Slow Cooker/Crock Pot Salsa PLUS Canning Instructions
You know when you go to your favorite Mexican restaurant and they give you the chips & salsa that you just can’t seem to get enough of? Yeah, this salsa is just like that…
Slow Cooker Salsa
- 7 cups red tomatoes, chopped – cherry tomatoes are AWESOME for their sweetness but you can use any kind!
- 2 large onions,
- 1 green bell pepper
- 1 red bell pepper
- 4 jalapeno peppers, chopped (seeds can be left in for more heat)
- ¼ cup apple cider vinegar
- 1 teaspoon ground coriander
- 1 tablespoons fresh, chopped cilantro
- 3 tablespoons fresh chopped basil
- 1-2 teaspoons salt (to taste)
- In a slow cooker add onions, peppers, tomatoes, apple cider vinegar, and coriander.
- Cook on low for 4-5 hours or high for 3-4.

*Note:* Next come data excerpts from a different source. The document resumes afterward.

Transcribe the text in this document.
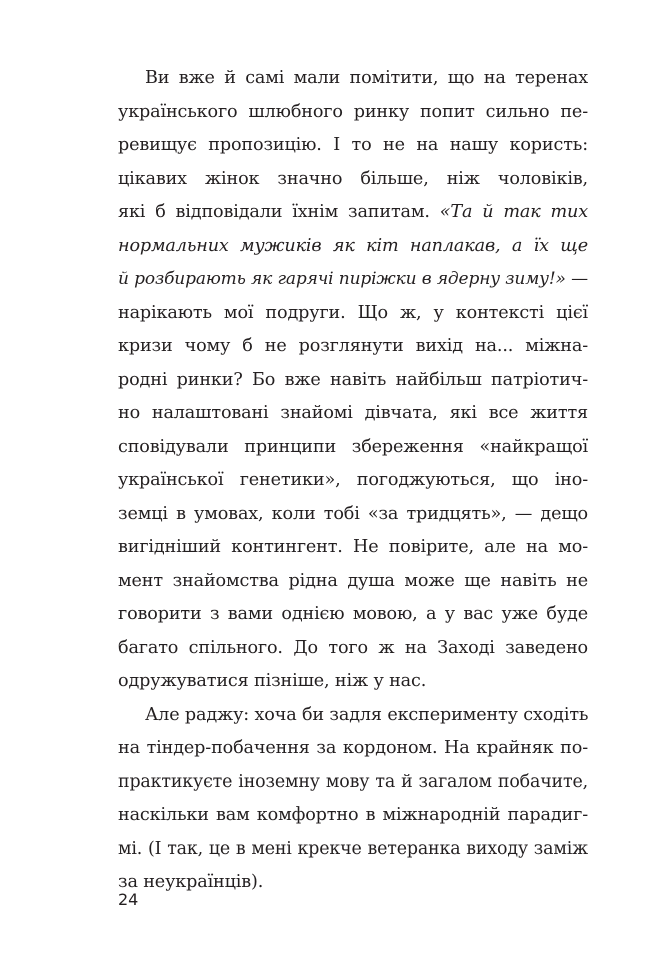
Ви вже й самі мали помітити, що на теренах
українського шлюбного ринку попит сильно пе-
ревищує пропозицію. І то не на нашу користь:
цікавих жінок значно більше, ніж чоловіків,
які б відповідали їхнім запитам. «Та й так тих
нормальних мужиків як кіт наплакав, а їх ще
й розбирають як гарячі пиріжки в ядерну зиму!» —
нарікають мої подруги. Що ж, у контексті цієї
кризи чому б не розглянути вихід на... міжна-
родні ринки? Бо вже навіть найбільш патріотич-
но налаштовані знайомі дівчата, які все життя
сповідували принципи збереження «найкращої
української генетики», погоджуються, що іно-
земці в умовах, коли тобі «за тридцять», — дещо
вигідніший контингент. Не повірите, але на мо-
мент знайомства рідна душа може ще навіть не
говорити з вами однією мовою, а у вас уже буде
багато спільного. До того ж на Заході заведено
одружуватися пізніше, ніж у нас.
Але раджу: хоча би задля експерименту сходіть
на тіндер-побачення за кордоном. На крайняк по-
практикуєте іноземну мову та й загалом побачите,
наскільки вам комфортно в міжнародній парадиг-
мі. (І так, це в мені крекче ветеранка виходу заміж
за неукраїнців).
24
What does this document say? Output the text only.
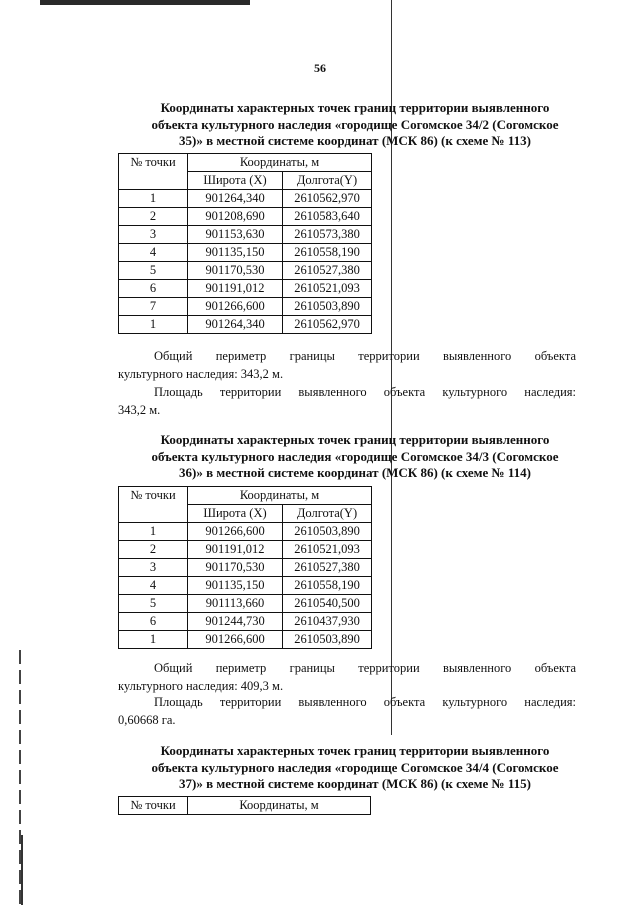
56
Координаты характерных точек границ территории выявленного
объекта культурного наследия «городище Согомское 34/2 (Согомское
35)» в местной системе координат (МСК 86) (к схеме № 113)
№ точки	Координаты, м	
	Широта (X)	Долгота(Y)
1	901264,340	2610562,970
2	901208,690	2610583,640
3	901153,630	2610573,380
4	901135,150	2610558,190
5	901170,530	2610527,380
6	901191,012	2610521,093
7	901266,600	2610503,890
1	901264,340	2610562,970
Общий периметр границы территории выявленного объекта
культурного наследия: 343,2 м.
Площадь территории выявленного объекта культурного наследия:
343,2 м.
Координаты характерных точек границ территории выявленного
объекта культурного наследия «городище Согомское 34/3 (Согомское
36)» в местной системе координат (МСК 86) (к схеме № 114)
№ точки	Координаты, м	
	Широта (X)	Долгота(Y)
1	901266,600	2610503,890
2	901191,012	2610521,093
3	901170,530	2610527,380
4	901135,150	2610558,190
5	901113,660	2610540,500
6	901244,730	2610437,930
1	901266,600	2610503,890
Общий периметр границы территории выявленного объекта
культурного наследия: 409,3 м.
Площадь территории выявленного объекта культурного наследия:
0,60668 га.
Координаты характерных точек границ территории выявленного
объекта культурного наследия «городище Согомское 34/4 (Согомское
37)» в местной системе координат (МСК 86) (к схеме № 115)
№ точки	Координаты, м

- Right before salsa is done cooking, add in the cilantro, and basil.
- Allow to slightly cool.
- Spoon the salsa in to a blender or food processor. Pulse until it is the desired thickness.
- Add in salt to taste.
- This salsa can be frozen or you can can it for future use.
Use BallFreshTech Canner – it is so worth the splurge if you do a lot of canning.
- If you are using a water bath method in a large pot bring water to a boil.
- Sanitize your canning jars by submerging them for about 5 minutes.
- Use your canning tongs to remove the jars.
- Spoon salsa into canning jars leaving about ½ inch of space at the top.
- Wipe the rim and place the lids and rings onto the can.
- Using the canning tongs place the jars back into the water bath for about 45 minutes.
- Remove from heat and allow the jars to cool ensuring a secure seal.